Broken AuthenticationA category of vulnerabilities where flaws in authentication or session management let attackers impersonate legitimate users or take over accounts.
Broken authentication covers any failure that lets an attacker bypass or subvert how an application verifies identity. Examples include accepting weak passwords, missing brute-force protection, predictable or non-expiring session tokens, insecure password reset flows, lack of MFA, JWT signature flaws, and storage of credentials in plaintext. It is repeatedly featured in the OWASP Top 10 and is the foundation for credential stuffing and account takeover. Defences include enforcing strong unique passwords, MFA, rate limiting and lockout, secure password storage (Argon2/bcrypt with salt), short-lived signed session tokens, and audited reset and recovery flows.
● Examples
- 01
An app that issues session IDs in the URL and never rotates them after login.
- 02
Password reset that uses a 4-digit numeric token sent over email.

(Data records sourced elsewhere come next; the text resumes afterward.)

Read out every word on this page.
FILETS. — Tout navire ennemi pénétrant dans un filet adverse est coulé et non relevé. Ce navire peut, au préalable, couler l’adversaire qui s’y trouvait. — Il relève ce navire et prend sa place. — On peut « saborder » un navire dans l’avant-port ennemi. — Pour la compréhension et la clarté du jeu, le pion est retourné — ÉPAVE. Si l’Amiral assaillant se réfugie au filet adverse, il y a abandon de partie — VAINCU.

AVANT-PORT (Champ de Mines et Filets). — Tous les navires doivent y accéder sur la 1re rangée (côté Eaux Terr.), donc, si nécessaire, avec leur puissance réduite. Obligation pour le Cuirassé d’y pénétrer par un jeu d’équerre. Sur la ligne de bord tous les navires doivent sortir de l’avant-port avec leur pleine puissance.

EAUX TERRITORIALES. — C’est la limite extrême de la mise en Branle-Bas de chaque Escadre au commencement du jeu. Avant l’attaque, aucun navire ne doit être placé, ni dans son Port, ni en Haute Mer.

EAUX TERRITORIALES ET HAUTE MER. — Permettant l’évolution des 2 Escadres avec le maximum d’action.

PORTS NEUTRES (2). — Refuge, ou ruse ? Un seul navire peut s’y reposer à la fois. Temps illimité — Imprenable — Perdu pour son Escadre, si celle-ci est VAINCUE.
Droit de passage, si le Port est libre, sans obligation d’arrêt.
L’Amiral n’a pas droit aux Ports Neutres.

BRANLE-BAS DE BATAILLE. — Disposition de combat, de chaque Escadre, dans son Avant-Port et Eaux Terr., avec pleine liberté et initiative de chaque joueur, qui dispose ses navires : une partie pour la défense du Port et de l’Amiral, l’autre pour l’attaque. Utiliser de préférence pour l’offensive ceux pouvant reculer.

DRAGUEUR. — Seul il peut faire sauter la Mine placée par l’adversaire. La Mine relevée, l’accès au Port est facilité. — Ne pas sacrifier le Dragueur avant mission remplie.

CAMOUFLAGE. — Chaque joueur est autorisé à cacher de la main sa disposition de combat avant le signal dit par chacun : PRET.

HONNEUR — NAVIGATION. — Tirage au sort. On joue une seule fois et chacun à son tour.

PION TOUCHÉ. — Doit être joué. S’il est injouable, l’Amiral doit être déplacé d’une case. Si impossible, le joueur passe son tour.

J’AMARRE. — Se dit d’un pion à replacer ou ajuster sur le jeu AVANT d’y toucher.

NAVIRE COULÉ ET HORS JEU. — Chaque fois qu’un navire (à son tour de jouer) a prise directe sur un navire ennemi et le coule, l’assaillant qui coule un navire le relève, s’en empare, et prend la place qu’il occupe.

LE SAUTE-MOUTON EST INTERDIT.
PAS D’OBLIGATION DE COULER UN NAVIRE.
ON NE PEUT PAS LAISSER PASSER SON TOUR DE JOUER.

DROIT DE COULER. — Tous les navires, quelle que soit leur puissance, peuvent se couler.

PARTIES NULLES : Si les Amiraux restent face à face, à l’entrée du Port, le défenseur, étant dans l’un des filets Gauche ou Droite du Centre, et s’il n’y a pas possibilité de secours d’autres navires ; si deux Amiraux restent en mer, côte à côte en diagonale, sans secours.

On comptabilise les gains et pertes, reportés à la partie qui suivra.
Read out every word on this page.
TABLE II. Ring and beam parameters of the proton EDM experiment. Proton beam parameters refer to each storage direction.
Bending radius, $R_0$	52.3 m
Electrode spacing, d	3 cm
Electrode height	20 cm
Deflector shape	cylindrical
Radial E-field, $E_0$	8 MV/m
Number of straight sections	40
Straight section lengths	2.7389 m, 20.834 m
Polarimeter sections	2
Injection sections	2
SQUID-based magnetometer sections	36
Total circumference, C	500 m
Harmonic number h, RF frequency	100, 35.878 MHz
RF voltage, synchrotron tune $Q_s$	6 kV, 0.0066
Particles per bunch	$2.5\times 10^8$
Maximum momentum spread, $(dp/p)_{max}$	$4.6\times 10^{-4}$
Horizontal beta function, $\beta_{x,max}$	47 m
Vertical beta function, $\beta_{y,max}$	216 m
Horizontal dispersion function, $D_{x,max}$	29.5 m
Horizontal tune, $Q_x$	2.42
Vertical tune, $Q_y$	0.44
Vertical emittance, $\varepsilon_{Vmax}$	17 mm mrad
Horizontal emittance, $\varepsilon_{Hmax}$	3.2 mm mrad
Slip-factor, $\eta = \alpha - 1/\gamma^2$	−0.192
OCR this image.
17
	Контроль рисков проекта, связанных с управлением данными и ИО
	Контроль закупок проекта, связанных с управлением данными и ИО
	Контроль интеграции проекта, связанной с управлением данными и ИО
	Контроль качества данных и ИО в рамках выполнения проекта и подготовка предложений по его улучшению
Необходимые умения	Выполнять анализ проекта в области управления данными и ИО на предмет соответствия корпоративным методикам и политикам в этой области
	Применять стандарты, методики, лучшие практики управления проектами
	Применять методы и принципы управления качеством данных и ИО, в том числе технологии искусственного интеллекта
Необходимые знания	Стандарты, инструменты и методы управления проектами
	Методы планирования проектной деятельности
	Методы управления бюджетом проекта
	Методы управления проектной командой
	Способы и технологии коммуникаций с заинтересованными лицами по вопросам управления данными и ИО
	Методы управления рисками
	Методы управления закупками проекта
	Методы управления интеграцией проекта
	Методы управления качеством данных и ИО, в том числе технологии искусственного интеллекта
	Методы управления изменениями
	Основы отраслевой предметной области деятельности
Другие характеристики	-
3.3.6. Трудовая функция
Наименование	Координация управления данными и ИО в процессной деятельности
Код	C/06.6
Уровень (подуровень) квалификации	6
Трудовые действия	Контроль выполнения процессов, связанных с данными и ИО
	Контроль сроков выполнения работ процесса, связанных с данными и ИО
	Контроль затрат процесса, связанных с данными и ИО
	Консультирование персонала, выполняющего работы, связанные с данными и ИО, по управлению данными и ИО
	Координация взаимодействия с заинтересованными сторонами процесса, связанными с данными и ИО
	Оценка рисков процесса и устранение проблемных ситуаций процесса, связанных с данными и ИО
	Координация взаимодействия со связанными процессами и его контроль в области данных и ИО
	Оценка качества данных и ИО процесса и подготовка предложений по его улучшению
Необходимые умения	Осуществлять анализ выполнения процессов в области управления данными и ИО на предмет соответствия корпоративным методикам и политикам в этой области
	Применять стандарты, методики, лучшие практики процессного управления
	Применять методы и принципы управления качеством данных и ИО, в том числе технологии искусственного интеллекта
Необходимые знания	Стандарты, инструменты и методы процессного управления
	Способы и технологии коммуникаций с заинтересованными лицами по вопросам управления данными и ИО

● Frequently asked questions
What is Broken Authentication?
A category of vulnerabilities where flaws in authentication or session management let attackers impersonate legitimate users or take over accounts. It belongs to the Vulnerabilities category of cybersecurity.
What does Broken Authentication mean?
A category of vulnerabilities where flaws in authentication or session management let attackers impersonate legitimate users or take over accounts.
How do you defend against Broken Authentication?
Defences for Broken Authentication typically combine technical controls and operational practices, as detailed in the full definition above.
What are other names for Broken Authentication?
Common alternative names include: Identification and authentication failures, Authentication bypass.